His money is so valuable at strip clubs that they begin courting him through a series of gifts that begin to increase in value with time. Robin tells him that if he takes more time he can start getting some really nice gifts. Barney likes that idea so much that he asks Robin to be his strip club agent, an offer which she surprisingly agrees to.
She takes her role extremely seriously, taking offers from a serious of innovatively named strip clubs, before finally deciding that Barney should sign with the Golden Oldies. Barney is ticked off, as he asked her to remove them from contention. It’s then he notices her Rolex and bling necklace. Robin has been taking bribes, and because of this Barney lets her go.
Barney is on his own now, and he has a decision special in MacLarens. I’ve enjoyed the subtle references knocking LeBron over the last couple seasons, but tonight was the best. Barney gives a heartfelt decision speech, with lines pulled straight from LeBron’s decision, until he eventually announces he’ll take his talents to Mouth Beach. The only thing that was more of a joke on LeBron than Barney’s decision, was LeBron’s own ESPN special.
Robin accompanies Barney to the club in order to buy his first lap dance in an attempt to make up for trying to sneak extra benefits as her agent. They walk home extremely drunk, and Barney tells Robin how he always has a good time with her. They pause for a moment and then finally kiss, the kiss fans have been waiting for since Barney and Quinn broke up. After a few seconds Robin pushes away, says she can’t do this and runs off.
This episode was a great effort at getting back to what fans have been expecting from this season. It had its funny moments, didn’t deviate from the characters like recent weeks had, and it moved the story in proper direction for its ultimate conclusion. It has my seal of approval.

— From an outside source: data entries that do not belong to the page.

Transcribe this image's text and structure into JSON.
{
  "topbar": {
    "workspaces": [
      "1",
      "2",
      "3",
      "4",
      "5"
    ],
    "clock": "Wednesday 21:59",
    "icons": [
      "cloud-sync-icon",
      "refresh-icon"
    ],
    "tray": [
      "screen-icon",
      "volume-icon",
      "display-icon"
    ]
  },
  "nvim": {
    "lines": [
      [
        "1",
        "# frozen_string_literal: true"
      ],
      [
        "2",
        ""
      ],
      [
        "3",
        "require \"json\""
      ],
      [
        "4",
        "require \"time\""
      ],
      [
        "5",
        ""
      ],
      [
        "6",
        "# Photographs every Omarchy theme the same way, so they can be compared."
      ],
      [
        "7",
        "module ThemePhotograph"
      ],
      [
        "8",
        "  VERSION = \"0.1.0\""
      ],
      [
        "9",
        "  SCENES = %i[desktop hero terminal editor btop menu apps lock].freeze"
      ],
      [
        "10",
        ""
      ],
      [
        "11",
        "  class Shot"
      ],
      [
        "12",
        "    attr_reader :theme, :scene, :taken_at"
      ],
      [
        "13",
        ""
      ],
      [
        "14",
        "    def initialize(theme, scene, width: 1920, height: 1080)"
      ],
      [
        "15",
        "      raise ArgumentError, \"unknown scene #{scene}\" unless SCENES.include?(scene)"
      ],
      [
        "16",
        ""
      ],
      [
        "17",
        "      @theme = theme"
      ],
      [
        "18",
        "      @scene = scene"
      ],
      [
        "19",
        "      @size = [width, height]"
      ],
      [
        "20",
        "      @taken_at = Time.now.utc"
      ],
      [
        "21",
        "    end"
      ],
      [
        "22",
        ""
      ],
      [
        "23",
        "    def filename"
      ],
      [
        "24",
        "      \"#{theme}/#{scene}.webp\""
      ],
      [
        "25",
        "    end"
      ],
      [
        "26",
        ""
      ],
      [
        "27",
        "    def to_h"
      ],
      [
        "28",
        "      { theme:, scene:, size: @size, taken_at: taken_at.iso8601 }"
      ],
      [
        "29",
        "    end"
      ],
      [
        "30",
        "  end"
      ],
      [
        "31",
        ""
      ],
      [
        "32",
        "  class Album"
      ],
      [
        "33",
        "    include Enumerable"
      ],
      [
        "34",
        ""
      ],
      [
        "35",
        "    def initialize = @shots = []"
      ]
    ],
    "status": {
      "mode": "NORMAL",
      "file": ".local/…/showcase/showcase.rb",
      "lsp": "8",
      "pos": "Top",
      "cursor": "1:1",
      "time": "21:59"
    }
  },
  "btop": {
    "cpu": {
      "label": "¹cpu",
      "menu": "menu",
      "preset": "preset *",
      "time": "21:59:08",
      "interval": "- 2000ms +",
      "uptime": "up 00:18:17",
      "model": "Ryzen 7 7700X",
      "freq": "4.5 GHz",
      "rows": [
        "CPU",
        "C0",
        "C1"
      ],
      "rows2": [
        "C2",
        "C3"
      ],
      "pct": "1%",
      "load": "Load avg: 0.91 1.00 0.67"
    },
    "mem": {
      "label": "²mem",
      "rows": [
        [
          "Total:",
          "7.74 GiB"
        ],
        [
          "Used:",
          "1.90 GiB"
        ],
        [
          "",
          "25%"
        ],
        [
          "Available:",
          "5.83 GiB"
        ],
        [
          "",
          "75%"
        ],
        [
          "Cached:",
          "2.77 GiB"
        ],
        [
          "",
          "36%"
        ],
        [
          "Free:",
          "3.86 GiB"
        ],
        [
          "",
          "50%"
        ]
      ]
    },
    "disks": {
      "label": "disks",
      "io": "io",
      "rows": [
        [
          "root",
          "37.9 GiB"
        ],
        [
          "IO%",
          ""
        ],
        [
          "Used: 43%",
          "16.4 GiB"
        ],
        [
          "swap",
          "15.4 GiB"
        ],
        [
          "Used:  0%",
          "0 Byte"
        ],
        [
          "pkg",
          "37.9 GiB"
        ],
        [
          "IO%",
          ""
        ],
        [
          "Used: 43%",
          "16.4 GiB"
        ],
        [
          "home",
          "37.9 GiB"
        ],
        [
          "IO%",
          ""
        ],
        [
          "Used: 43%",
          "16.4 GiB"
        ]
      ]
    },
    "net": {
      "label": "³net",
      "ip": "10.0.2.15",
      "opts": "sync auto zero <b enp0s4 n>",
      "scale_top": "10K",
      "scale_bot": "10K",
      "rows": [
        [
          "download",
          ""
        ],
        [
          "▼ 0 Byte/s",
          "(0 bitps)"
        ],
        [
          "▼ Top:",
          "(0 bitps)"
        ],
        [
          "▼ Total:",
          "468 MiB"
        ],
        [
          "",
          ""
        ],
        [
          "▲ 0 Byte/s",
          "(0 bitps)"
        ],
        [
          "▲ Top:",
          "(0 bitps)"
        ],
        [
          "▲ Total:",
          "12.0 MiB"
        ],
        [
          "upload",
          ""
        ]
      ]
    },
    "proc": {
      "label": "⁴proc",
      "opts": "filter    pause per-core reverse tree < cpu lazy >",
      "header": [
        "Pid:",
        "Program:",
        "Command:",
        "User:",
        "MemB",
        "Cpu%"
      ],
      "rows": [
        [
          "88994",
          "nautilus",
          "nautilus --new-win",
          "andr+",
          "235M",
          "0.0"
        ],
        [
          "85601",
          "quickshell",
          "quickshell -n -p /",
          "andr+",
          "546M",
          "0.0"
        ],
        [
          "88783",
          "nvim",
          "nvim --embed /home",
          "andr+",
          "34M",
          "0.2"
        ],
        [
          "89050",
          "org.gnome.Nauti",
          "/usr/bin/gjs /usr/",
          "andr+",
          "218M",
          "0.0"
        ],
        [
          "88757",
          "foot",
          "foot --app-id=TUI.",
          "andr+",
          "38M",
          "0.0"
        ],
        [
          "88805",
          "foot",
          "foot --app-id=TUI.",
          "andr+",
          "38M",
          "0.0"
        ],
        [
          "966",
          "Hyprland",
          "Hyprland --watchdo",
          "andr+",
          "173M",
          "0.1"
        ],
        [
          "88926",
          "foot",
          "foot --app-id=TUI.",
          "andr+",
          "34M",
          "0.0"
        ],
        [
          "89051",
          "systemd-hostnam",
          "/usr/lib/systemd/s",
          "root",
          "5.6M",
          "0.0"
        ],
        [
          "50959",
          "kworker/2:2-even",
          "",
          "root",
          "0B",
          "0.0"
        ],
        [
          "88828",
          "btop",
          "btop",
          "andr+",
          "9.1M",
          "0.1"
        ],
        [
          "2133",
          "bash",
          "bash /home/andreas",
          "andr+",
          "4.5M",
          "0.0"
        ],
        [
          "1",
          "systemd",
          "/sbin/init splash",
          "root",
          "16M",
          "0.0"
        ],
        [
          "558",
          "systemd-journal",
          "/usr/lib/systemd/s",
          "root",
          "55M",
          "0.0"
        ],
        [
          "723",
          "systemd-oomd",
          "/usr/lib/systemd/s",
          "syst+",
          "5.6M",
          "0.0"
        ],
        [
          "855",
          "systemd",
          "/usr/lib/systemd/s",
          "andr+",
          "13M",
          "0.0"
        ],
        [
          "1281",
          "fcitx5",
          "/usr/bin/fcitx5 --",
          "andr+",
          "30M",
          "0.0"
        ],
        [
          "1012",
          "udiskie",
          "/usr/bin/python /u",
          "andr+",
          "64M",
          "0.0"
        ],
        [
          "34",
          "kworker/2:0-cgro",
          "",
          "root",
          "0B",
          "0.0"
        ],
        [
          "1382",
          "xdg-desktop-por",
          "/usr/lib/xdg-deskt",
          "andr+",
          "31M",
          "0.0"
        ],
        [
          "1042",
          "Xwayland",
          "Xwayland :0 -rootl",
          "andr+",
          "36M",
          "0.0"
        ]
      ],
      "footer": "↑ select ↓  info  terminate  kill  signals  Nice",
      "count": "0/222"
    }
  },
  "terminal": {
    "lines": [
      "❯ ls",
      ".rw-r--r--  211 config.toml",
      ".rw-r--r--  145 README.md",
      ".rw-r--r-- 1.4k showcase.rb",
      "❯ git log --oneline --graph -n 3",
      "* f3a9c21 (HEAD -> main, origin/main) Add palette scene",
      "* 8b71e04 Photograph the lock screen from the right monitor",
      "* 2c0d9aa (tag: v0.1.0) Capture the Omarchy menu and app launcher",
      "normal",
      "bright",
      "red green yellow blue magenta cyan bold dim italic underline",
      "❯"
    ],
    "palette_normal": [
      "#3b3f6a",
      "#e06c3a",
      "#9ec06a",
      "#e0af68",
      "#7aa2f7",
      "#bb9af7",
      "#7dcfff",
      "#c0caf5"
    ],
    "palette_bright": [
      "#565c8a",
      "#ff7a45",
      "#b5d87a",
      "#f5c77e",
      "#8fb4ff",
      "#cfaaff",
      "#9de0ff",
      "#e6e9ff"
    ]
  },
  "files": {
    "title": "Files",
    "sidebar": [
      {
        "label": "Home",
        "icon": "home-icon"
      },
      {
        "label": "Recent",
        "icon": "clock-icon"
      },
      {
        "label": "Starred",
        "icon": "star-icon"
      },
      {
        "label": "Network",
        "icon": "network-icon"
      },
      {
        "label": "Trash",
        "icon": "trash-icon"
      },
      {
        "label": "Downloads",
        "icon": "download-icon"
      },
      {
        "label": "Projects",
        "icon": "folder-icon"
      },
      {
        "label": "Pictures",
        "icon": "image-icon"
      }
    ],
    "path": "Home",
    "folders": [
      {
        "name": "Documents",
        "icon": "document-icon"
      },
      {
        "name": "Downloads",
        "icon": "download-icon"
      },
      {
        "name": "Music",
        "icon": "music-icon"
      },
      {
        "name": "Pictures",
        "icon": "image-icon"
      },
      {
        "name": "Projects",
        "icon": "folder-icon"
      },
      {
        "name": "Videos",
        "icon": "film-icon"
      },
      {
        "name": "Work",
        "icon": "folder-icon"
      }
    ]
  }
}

Part of the reason tonight worked so well is Marshall and Lily were separated. Their relationship is one of the best on TV and certainly the most enjoyable of the show, but in recent weeks them together just meant both characters were in a not funny rut. Separate, the show was able to properly show funny moments from both of them, and get back to their characters pre-baby. Hopefully when they’re back together in future weeks they’re out of their rut.
Other Random Notes
- Ted’s thoughts on Marshall being a stamp tramp, “It’s like when my mom likes a movie, it just means it has Richard Dreyfuss.”
- Another opportunity for Marshall to make fish jokes. “What’d you call a fish with no “i”s? Fsh”
- Robin did a great job pulling in offers for where Barney should “pitch his tent.”
- I don’t think the Boys and Girls Club will want the profits from Barney’s decision.
- Cheese and caramel popcorn is a great combination.